Ni siquiera el gobierno provincial se atrevía a romper los lazos con ellos, ¿qué podría hacer un mero Grupo Xinmeng?
—Hmph, no esperaba que conocieras los entresijos, pero ¿y qué si los conoces? Lo hicimos y punto, ¿y qué?
¿Qué puedes hacernos?
—Te lo digo, hoy estamos aquí para adquirir el Grupo Xinmeng. Si sabes lo que te conviene, limítate a firmar el contrato obedientemente.
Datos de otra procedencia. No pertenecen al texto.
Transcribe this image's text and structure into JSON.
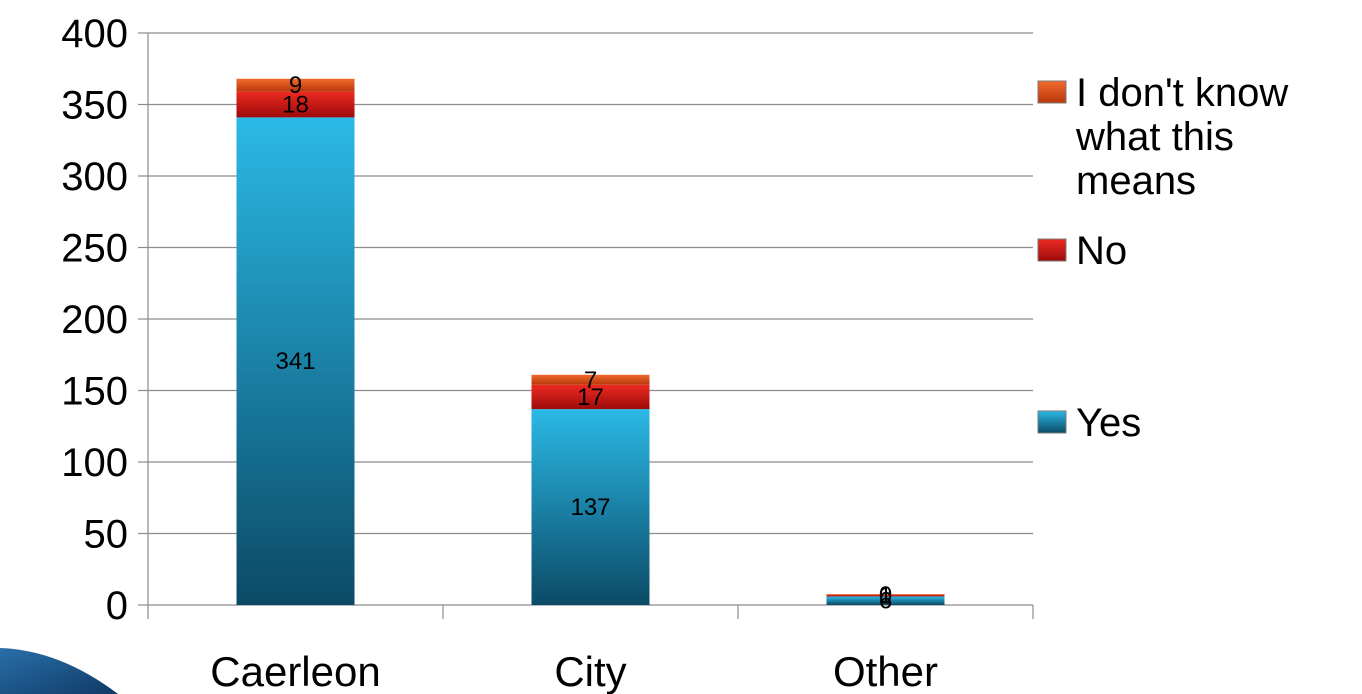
{
  "chart_data": {
    "type": "bar",
    "stacked": true,
    "categories": [
      "Caerleon",
      "City",
      "Other"
    ],
    "series": [
      {
        "name": "Yes",
        "values": [
          341,
          137,
          6
        ],
        "color": "#1a8fb8"
      },
      {
        "name": "No",
        "values": [
          18,
          17,
          1
        ],
        "color": "#d01818"
      },
      {
        "name": "I don't know what this means",
        "values": [
          9,
          7,
          0
        ],
        "color": "#e8501a"
      }
    ],
    "ylim": [
      0,
      400
    ],
    "yticks": [
      0,
      50,
      100,
      150,
      200,
      250,
      300,
      350,
      400
    ],
    "grid": true,
    "legend_placement": "right",
    "legend_order": [
      "I don't know what this means",
      "No",
      "Yes"
    ],
    "legend_lines": {
      "I don't know what this means": [
        "I don't know",
        "what this",
        "means"
      ],
      "No": [
        "No"
      ],
      "Yes": [
        "Yes"
      ]
    }
  }
}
De lo contrario, no puedo prometer que ustedes dos sigan vivos para volver.
Dijo fríamente Chengde Li, ya que su plan había sido descubierto, no había necesidad de malgastar palabras, debía ir directo al grano.
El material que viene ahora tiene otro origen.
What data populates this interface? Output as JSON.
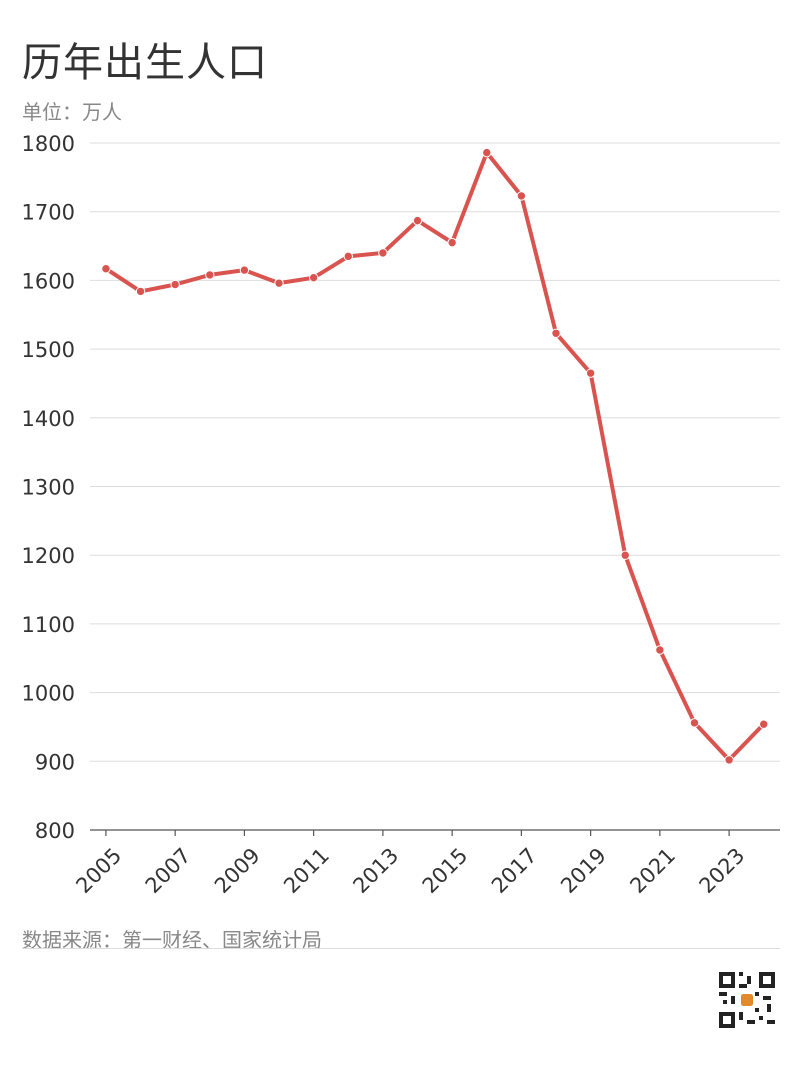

Xiao Chen no prestó atención a Chengde Li, sino que se giró hacia Yulan Xiao y preguntó: —¿Yu Lan, tú también lo crees?
Yulan Xiao mantuvo la cabeza gacha, sin decir nada.
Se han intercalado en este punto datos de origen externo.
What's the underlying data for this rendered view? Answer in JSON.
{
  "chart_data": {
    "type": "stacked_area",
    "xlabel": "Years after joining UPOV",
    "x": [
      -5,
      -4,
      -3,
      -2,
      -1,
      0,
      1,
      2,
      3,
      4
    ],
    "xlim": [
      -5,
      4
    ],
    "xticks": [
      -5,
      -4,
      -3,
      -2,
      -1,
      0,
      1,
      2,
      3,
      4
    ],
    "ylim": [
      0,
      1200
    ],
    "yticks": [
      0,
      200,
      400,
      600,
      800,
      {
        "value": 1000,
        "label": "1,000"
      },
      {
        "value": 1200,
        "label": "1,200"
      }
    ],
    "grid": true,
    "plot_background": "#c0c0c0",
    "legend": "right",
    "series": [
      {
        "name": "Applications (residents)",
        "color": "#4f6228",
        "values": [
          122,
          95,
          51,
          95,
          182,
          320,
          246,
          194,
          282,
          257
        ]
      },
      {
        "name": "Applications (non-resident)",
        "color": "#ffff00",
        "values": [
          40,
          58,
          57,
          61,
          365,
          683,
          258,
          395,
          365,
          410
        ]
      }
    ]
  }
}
No era una persona amable y ya había hecho muchas cosas para el Grupo Marzo.
Pero siempre había límites.
Después de todo, el mundo de los negocios es mucho más sucio que el de la farándula; una persona inocente no podría sobrevivir en este círculo.
Pero, básicamente, todo el mundo tiene un límite.
Sin embargo, lo que el Grupo Marzo hizo esta vez fue demasiado, había cruzado el límite de Yulan Xiao.
¿Incluso engañar a los funcionarios?
¿Incluso apropiarse en privado de los activos destinados al desarrollo económico y la expansión del empleo?
Esto era simplemente buscarse la muerte.
—Parece que no estás al tanto.
Xiao Chen suspiró aliviado, contento de que Yulan Xiao no se hubiera corrompido por completo.
Miró a Chengde Li y dijo: —No me andaré con rodeos, esas cuatro condiciones han sido claramente expuestas, y el Grupo Marzo debe cumplirlas una por una.
De lo contrario, no solo serán expulsados del País del Dragón, sino que también prometo que pagarán un alto precio.
En ese instante, el sol en el corazón de Yulan Xiao pareció brillar de nuevo.
Era tan deslumbrante, tan espléndido.
Xiao Chen, su hermano mayor, era siempre tan valiente, tan dominante.
Eso es un verdadero hombre.
Perdida en sus ensoñaciones, fue como si hubiera regresado al pasado.
Los ojos de Jiang Meng brillaron aún más mientras rodeaba con su brazo a Xiao Chen, deleitándose en la masculinidad de su esposo.
—Chengde Li, tu boda es en tres días, ¿verdad?
Estaré allí, pero esa es también tu fecha límite. Si no sigues mis instrucciones, no me culpes entonces.
Dijo Xiao Chen con frialdad, mirando a Chengde Li.
En realidad, no le gustaba Chengde Li porque se daba cuenta de que ese tipo no era más que un niño rico y mimado.
¿Qué bien podría salir de que Yulan Xiao se casara con él?
Lo que Yulan Xiao buscaba no era más que estatus y un cambio respecto a sus pasadas dificultades, y todo eso, él podía dárselo.
—Realmente te crees demasiado, no puedes asumir la responsabilidad de las palabras que estás diciendo.
Dijo Chengde Li con frialdad.
—Por supuesto que puede asumir la responsabilidad, lo digo yo.
Dijo Jiang Meng, mirando a Chengde Li.
—Y no se trata de que él asuma la responsabilidad; se trata de si tú puedes soportar la furia de mi esposo. He visto a mucha gente tan arrogante como tú.
Pero todos ellos se desvanecieron en el aire frente a la ira de mi esposo.
—Te lo advierto, mi esposo no es el dócil cordero que aparenta ser. Puede llegar a ser muy feroz.